Every envelope was addressed to Trevor Foster. Loan statements. Credit card bills. Payday lender letters. Overdue notices. Evidence of a financial disaster.

I reached for the top page. My hands trembled as I recognized the payment amounts. One thousand five hundred dollars. Every month. Identical to the transfers I had sent.

The receiving account was not my mother’s. It was Trevor’s.

I flipped through page after page, my vision blurring. Payments to a casino. Payments to a bar. Cash withdrawals at two in the morning for suspiciously large amounts.

A wave of realization crashed over me. I staggered back and braced myself against the wall.

My mother had not used that money for debt relief. She had been funneling every dollar to Trevor. She had been lying every month while I scraped by to save her.

Trevor appeared in the doorway. His face fell when he saw the papers in my hands.

“Put that down,” he said. His voice was low and shaky.

“You have been taking my money,” I whispered. “Both of you. For two years.”

He shrugged, as if it were nothing more than an inconvenience. “Mom needed help. I needed help. It is the same thing.”

“No,” I replied, my voice rising. “It is not the same. You lied to me. You manipulated me.”

“You can afford it,” he snapped.

That was the moment clarity swallowed my grief. I realized they never loved me for who I was. They loved me for what I could provide.

As I walked down the hallway to leave, something sparkled on my mother’s dresser. A brand new diamond necklace sat on a velvet stand. The price tag dangled like an accusation. Five months of my payments. Gone into jewelry.

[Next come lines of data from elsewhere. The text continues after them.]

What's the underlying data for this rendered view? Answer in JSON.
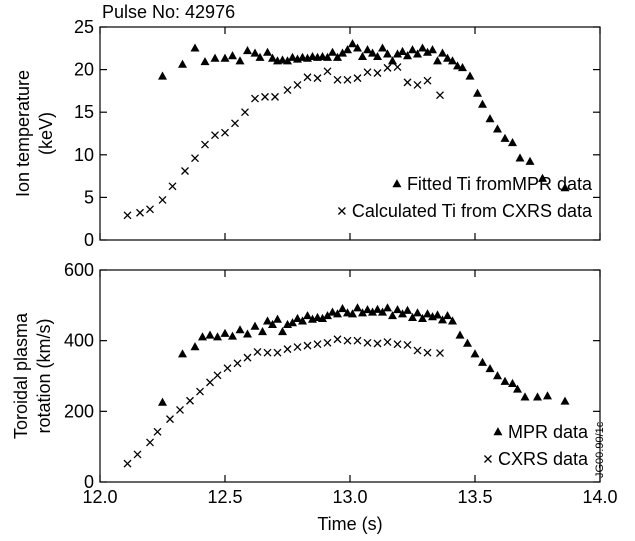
{
  "header": {
    "pulse_label": "Pulse No: 42976"
  },
  "footnote": "JG00.90/1c",
  "chart_data": [
    {
      "type": "scatter",
      "title": "",
      "xlabel": "",
      "ylabel": "Ion temperature\n(keV)",
      "xlim": [
        12.0,
        14.0
      ],
      "ylim": [
        0,
        25
      ],
      "xticks": [
        12.0,
        12.5,
        13.0,
        13.5,
        14.0
      ],
      "yticks": [
        0,
        5,
        10,
        15,
        20,
        25
      ],
      "legend": "bottom-right",
      "series": [
        {
          "name": "Fitted Ti fromMPR data",
          "marker": "triangle",
          "points": [
            [
              12.25,
              19.2
            ],
            [
              12.33,
              20.6
            ],
            [
              12.38,
              22.5
            ],
            [
              12.42,
              20.9
            ],
            [
              12.46,
              21.3
            ],
            [
              12.5,
              21.3
            ],
            [
              12.53,
              21.6
            ],
            [
              12.56,
              21.0
            ],
            [
              12.59,
              22.2
            ],
            [
              12.62,
              21.9
            ],
            [
              12.64,
              21.4
            ],
            [
              12.67,
              22.0
            ],
            [
              12.69,
              21.3
            ],
            [
              12.71,
              21.0
            ],
            [
              12.73,
              21.1
            ],
            [
              12.75,
              21.0
            ],
            [
              12.77,
              21.4
            ],
            [
              12.79,
              21.2
            ],
            [
              12.81,
              21.4
            ],
            [
              12.83,
              21.3
            ],
            [
              12.85,
              21.5
            ],
            [
              12.87,
              21.4
            ],
            [
              12.89,
              21.5
            ],
            [
              12.91,
              21.4
            ],
            [
              12.93,
              22.0
            ],
            [
              12.95,
              21.4
            ],
            [
              12.97,
              21.9
            ],
            [
              12.99,
              22.3
            ],
            [
              13.01,
              23.0
            ],
            [
              13.03,
              22.5
            ],
            [
              13.05,
              21.5
            ],
            [
              13.07,
              22.3
            ],
            [
              13.09,
              21.9
            ],
            [
              13.11,
              21.5
            ],
            [
              13.13,
              22.5
            ],
            [
              13.15,
              21.8
            ],
            [
              13.17,
              21.0
            ],
            [
              13.19,
              21.8
            ],
            [
              13.21,
              22.1
            ],
            [
              13.23,
              21.6
            ],
            [
              13.25,
              22.3
            ],
            [
              13.27,
              21.8
            ],
            [
              13.29,
              22.5
            ],
            [
              13.31,
              22.0
            ],
            [
              13.33,
              22.3
            ],
            [
              13.35,
              21.0
            ],
            [
              13.37,
              21.9
            ],
            [
              13.39,
              21.3
            ],
            [
              13.41,
              21.0
            ],
            [
              13.43,
              20.4
            ],
            [
              13.45,
              20.2
            ],
            [
              13.48,
              19.2
            ],
            [
              13.51,
              17.2
            ],
            [
              13.53,
              15.9
            ],
            [
              13.56,
              14.2
            ],
            [
              13.59,
              13.0
            ],
            [
              13.62,
              11.9
            ],
            [
              13.65,
              11.4
            ],
            [
              13.68,
              9.6
            ],
            [
              13.72,
              9.2
            ],
            [
              13.77,
              7.2
            ],
            [
              13.86,
              6.1
            ]
          ]
        },
        {
          "name": "Calculated Ti from CXRS data",
          "marker": "x",
          "points": [
            [
              12.11,
              2.9
            ],
            [
              12.16,
              3.2
            ],
            [
              12.2,
              3.6
            ],
            [
              12.25,
              4.7
            ],
            [
              12.29,
              6.3
            ],
            [
              12.34,
              8.1
            ],
            [
              12.38,
              9.6
            ],
            [
              12.42,
              11.2
            ],
            [
              12.46,
              12.3
            ],
            [
              12.5,
              12.6
            ],
            [
              12.54,
              13.7
            ],
            [
              12.58,
              15.0
            ],
            [
              12.62,
              16.6
            ],
            [
              12.66,
              16.8
            ],
            [
              12.7,
              16.8
            ],
            [
              12.75,
              17.6
            ],
            [
              12.79,
              18.2
            ],
            [
              12.83,
              19.1
            ],
            [
              12.87,
              19.0
            ],
            [
              12.91,
              19.8
            ],
            [
              12.95,
              18.8
            ],
            [
              12.99,
              18.8
            ],
            [
              13.03,
              19.0
            ],
            [
              13.07,
              19.7
            ],
            [
              13.11,
              19.6
            ],
            [
              13.15,
              20.2
            ],
            [
              13.19,
              20.3
            ],
            [
              13.23,
              18.5
            ],
            [
              13.27,
              18.2
            ],
            [
              13.31,
              18.7
            ],
            [
              13.36,
              17.0
            ]
          ]
        }
      ]
    },
    {
      "type": "scatter",
      "title": "",
      "xlabel": "Time (s)",
      "ylabel": "Toroidal plasma\nrotation (km/s)",
      "xlim": [
        12.0,
        14.0
      ],
      "ylim": [
        0,
        600
      ],
      "xticks": [
        12.0,
        12.5,
        13.0,
        13.5,
        14.0
      ],
      "yticks": [
        0,
        200,
        400,
        600
      ],
      "legend": "bottom-right",
      "series": [
        {
          "name": "MPR data",
          "marker": "triangle",
          "points": [
            [
              12.25,
              225
            ],
            [
              12.33,
              362
            ],
            [
              12.38,
              382
            ],
            [
              12.41,
              410
            ],
            [
              12.44,
              415
            ],
            [
              12.47,
              410
            ],
            [
              12.5,
              420
            ],
            [
              12.53,
              412
            ],
            [
              12.56,
              430
            ],
            [
              12.59,
              418
            ],
            [
              12.62,
              440
            ],
            [
              12.65,
              425
            ],
            [
              12.67,
              455
            ],
            [
              12.69,
              445
            ],
            [
              12.71,
              460
            ],
            [
              12.73,
              425
            ],
            [
              12.75,
              445
            ],
            [
              12.77,
              450
            ],
            [
              12.79,
              462
            ],
            [
              12.81,
              455
            ],
            [
              12.83,
              470
            ],
            [
              12.85,
              460
            ],
            [
              12.87,
              465
            ],
            [
              12.89,
              462
            ],
            [
              12.91,
              470
            ],
            [
              12.93,
              480
            ],
            [
              12.95,
              475
            ],
            [
              12.97,
              490
            ],
            [
              12.99,
              478
            ],
            [
              13.01,
              475
            ],
            [
              13.03,
              492
            ],
            [
              13.05,
              478
            ],
            [
              13.07,
              487
            ],
            [
              13.09,
              480
            ],
            [
              13.11,
              488
            ],
            [
              13.13,
              480
            ],
            [
              13.15,
              492
            ],
            [
              13.17,
              470
            ],
            [
              13.19,
              487
            ],
            [
              13.21,
              475
            ],
            [
              13.23,
              485
            ],
            [
              13.25,
              465
            ],
            [
              13.27,
              478
            ],
            [
              13.29,
              462
            ],
            [
              13.31,
              475
            ],
            [
              13.33,
              467
            ],
            [
              13.35,
              472
            ],
            [
              13.37,
              458
            ],
            [
              13.39,
              470
            ],
            [
              13.41,
              455
            ],
            [
              13.44,
              415
            ],
            [
              13.47,
              392
            ],
            [
              13.5,
              362
            ],
            [
              13.53,
              338
            ],
            [
              13.56,
              320
            ],
            [
              13.59,
              300
            ],
            [
              13.62,
              284
            ],
            [
              13.65,
              278
            ],
            [
              13.67,
              262
            ],
            [
              13.7,
              240
            ],
            [
              13.75,
              240
            ],
            [
              13.79,
              243
            ],
            [
              13.86,
              228
            ]
          ]
        },
        {
          "name": "CXRS data",
          "marker": "x",
          "points": [
            [
              12.11,
              52
            ],
            [
              12.15,
              78
            ],
            [
              12.2,
              112
            ],
            [
              12.23,
              142
            ],
            [
              12.28,
              178
            ],
            [
              12.32,
              204
            ],
            [
              12.36,
              230
            ],
            [
              12.4,
              256
            ],
            [
              12.44,
              282
            ],
            [
              12.47,
              302
            ],
            [
              12.51,
              322
            ],
            [
              12.55,
              336
            ],
            [
              12.59,
              352
            ],
            [
              12.63,
              368
            ],
            [
              12.67,
              366
            ],
            [
              12.71,
              366
            ],
            [
              12.75,
              376
            ],
            [
              12.79,
              382
            ],
            [
              12.83,
              386
            ],
            [
              12.87,
              390
            ],
            [
              12.91,
              394
            ],
            [
              12.95,
              404
            ],
            [
              12.99,
              400
            ],
            [
              13.03,
              400
            ],
            [
              13.07,
              394
            ],
            [
              13.11,
              392
            ],
            [
              13.15,
              396
            ],
            [
              13.19,
              390
            ],
            [
              13.23,
              388
            ],
            [
              13.27,
              372
            ],
            [
              13.31,
              366
            ],
            [
              13.36,
              365
            ]
          ]
        }
      ]
    }
  ]
}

I felt something heavy inside me loosen, as if a knot had finally been untangled. I did not cry. I did not yell. I simply left. I walked out of the house and did not look back.

That night, I changed passwords, severed accounts, removed my name from every shared contract, and froze transfers. I felt like I was stitching myself back together with every click.

Two days later, the consequences arrived like a storm.

At sunrise, my phone buzzed so much it nearly fell off the nightstand. Twenty missed calls. Ten voicemail messages. Both from my mother and Trevor.

By noon, pounding echoed through my apartment hallway. My mother’s fist hammered the door.

“Open this door,” she demanded. “We need to talk.”